THE PROBLEM WITH APARTMENT ART
"If you are going to show in a small apartment, that is the kind of work you are going to produce: -not just that it will be small in scale but also small in concept and scope, to be read rather than having the image project towards the viewer......an image has an aura, you need the space for that aura to complete itself, that can't happen in a small space crammed with furniture and other shit....." Vera Klement
Being bohemian doesn't necessarily have to mean being incompetent: I know, why would people who have conformed their entire lives, have had what is considered 'cutting edge' or bohemian' marketed to them as such -by the mainstream, ever be able to make the leap, consider, their living/professional context even in the most prosaic and fundamental terms of working space or, exhibition space? After all, they grew up mostly in the suburbs in a house or an apartment, they have followed instructions and by definition are actualized by whats been marketed to them, -what a leap it must be to decide, I'm an artist making things, I probably need some kind of actual working/exhibiting space to accomplish any kind of vision of real magnitude.....and to those enterprising individuals who do have actual working studios -not some rented closet on the side but an actual place to live ,eat and breath art, who still choose to show in apartment spaces, what are you thinking? Go get a website and show on your own in your own space, create your own context.
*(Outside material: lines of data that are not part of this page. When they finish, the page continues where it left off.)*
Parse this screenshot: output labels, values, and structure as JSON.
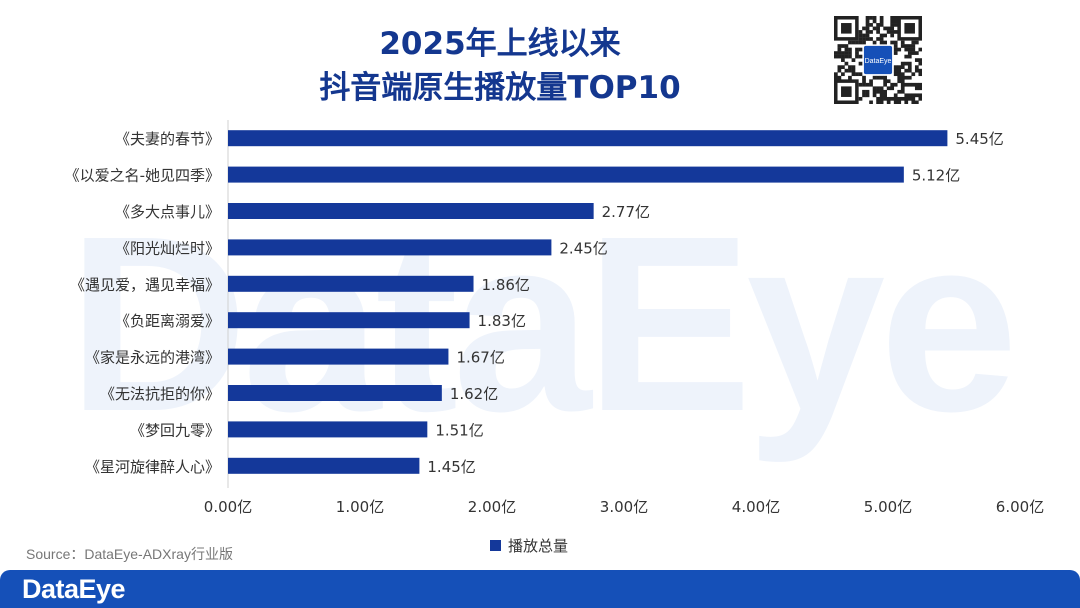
{
  "header": {
    "title_line1": "2025年上线以来",
    "title_line2": "抖音端原生播放量TOP10"
  },
  "qr": {
    "badge_text": "DataEye"
  },
  "watermark": "DataEye",
  "chart_data": {
    "type": "bar",
    "orientation": "horizontal",
    "title": "2025年上线以来 抖音端原生播放量TOP10",
    "categories": [
      "《夫妻的春节》",
      "《以爱之名-她见四季》",
      "《多大点事儿》",
      "《阳光灿烂时》",
      "《遇见爱，遇见幸福》",
      "《负距离溺爱》",
      "《家是永远的港湾》",
      "《无法抗拒的你》",
      "《梦回九零》",
      "《星河旋律醉人心》"
    ],
    "values": [
      5.45,
      5.12,
      2.77,
      2.45,
      1.86,
      1.83,
      1.67,
      1.62,
      1.51,
      1.45
    ],
    "value_labels": [
      "5.45亿",
      "5.12亿",
      "2.77亿",
      "2.45亿",
      "1.86亿",
      "1.83亿",
      "1.67亿",
      "1.62亿",
      "1.51亿",
      "1.45亿"
    ],
    "xlim": [
      0,
      6
    ],
    "xticks": [
      0,
      1,
      2,
      3,
      4,
      5,
      6
    ],
    "xtick_labels": [
      "0.00亿",
      "1.00亿",
      "2.00亿",
      "3.00亿",
      "4.00亿",
      "5.00亿",
      "6.00亿"
    ],
    "series_name": "播放总量",
    "bar_color": "#14389a",
    "grid": false,
    "legend": "bottom-center"
  },
  "source": "Source：DataEye-ADXray行业版",
  "footer": {
    "brand": "DataEye"
  },
  "colors": {
    "title": "#14378f",
    "bar": "#14389a",
    "footer": "#1550b8",
    "watermark": "#eef3fb"
  }
}
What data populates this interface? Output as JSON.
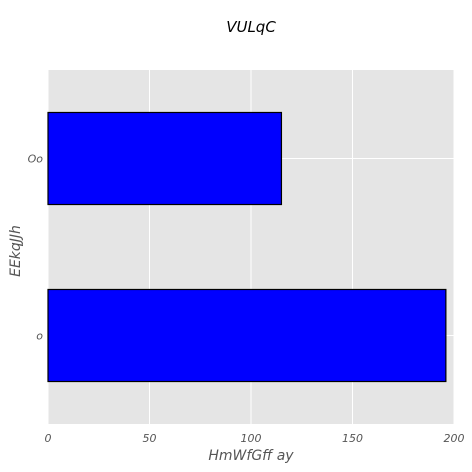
{
  "chart_data": {
    "type": "bar",
    "orientation": "horizontal",
    "title": "VULqC",
    "xlabel": "HmWfGff ay",
    "ylabel": "EEkqJJh",
    "categories": [
      "o",
      "Oo"
    ],
    "values": [
      196,
      115
    ],
    "xlim": [
      0,
      200
    ],
    "xticks": [
      0,
      50,
      100,
      150,
      200
    ],
    "grid": true,
    "bar_color": "#0000ff",
    "bar_edge_color": "#000000",
    "plot_background": "#e5e5e5",
    "grid_color": "#ffffff"
  }
}
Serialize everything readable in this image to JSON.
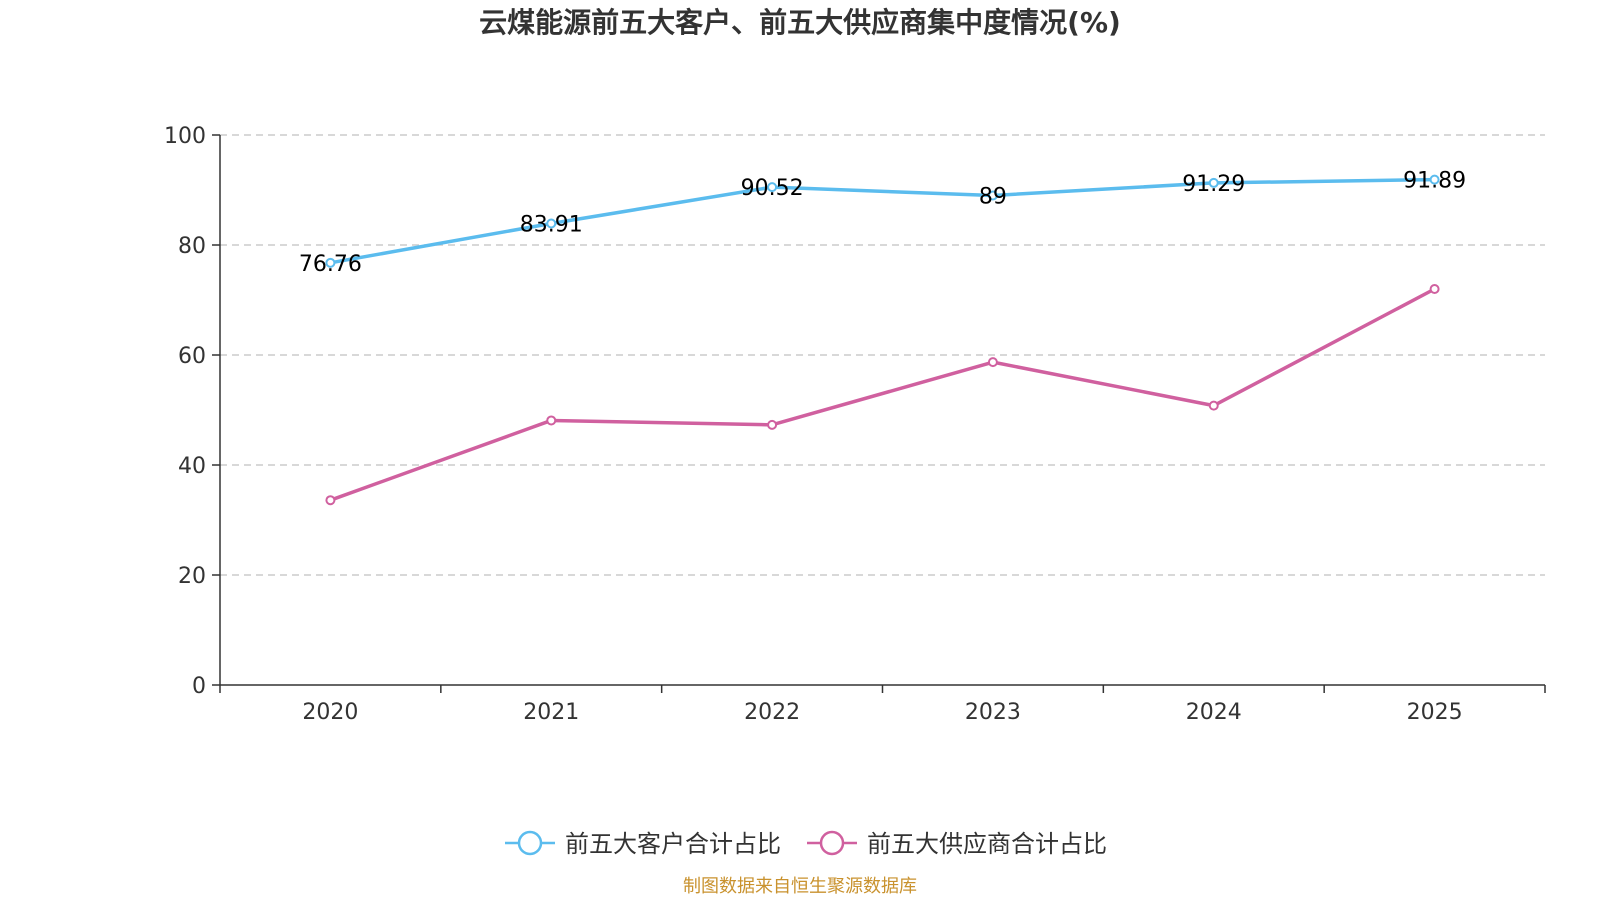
{
  "chart_data": {
    "type": "line",
    "title": "云煤能源前五大客户、前五大供应商集中度情况(%)",
    "categories": [
      "2020",
      "2021",
      "2022",
      "2023",
      "2024",
      "2025"
    ],
    "ylim": [
      0,
      100
    ],
    "yticks": [
      0,
      20,
      40,
      60,
      80,
      100
    ],
    "grid": true,
    "legend_position": "bottom",
    "series": [
      {
        "name": "前五大客户合计占比",
        "color": "#5bbcee",
        "values": [
          76.76,
          83.91,
          90.52,
          89,
          91.29,
          91.89
        ],
        "labels": [
          "76.76",
          "83.91",
          "90.52",
          "89",
          "91.29",
          "91.89"
        ]
      },
      {
        "name": "前五大供应商合计占比",
        "color": "#d0609f",
        "values": [
          33.6,
          48.1,
          47.3,
          58.7,
          50.8,
          72.0
        ],
        "labels": []
      }
    ]
  },
  "source": {
    "text": "制图数据来自恒生聚源数据库",
    "color": "#c9922e"
  }
}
How hard is that?
In other words, while I (obviously) support the premise of diy, may I suggest that Chicago with its massive amount of cheap industrial studio space, is the perfect place to ramp it up and begin to have serious studio rather than apartment exhibitions, that better venues can only be a plus -particularly given the plethora of crap galleries that really provide artists here with no alternative but to strike out on their own.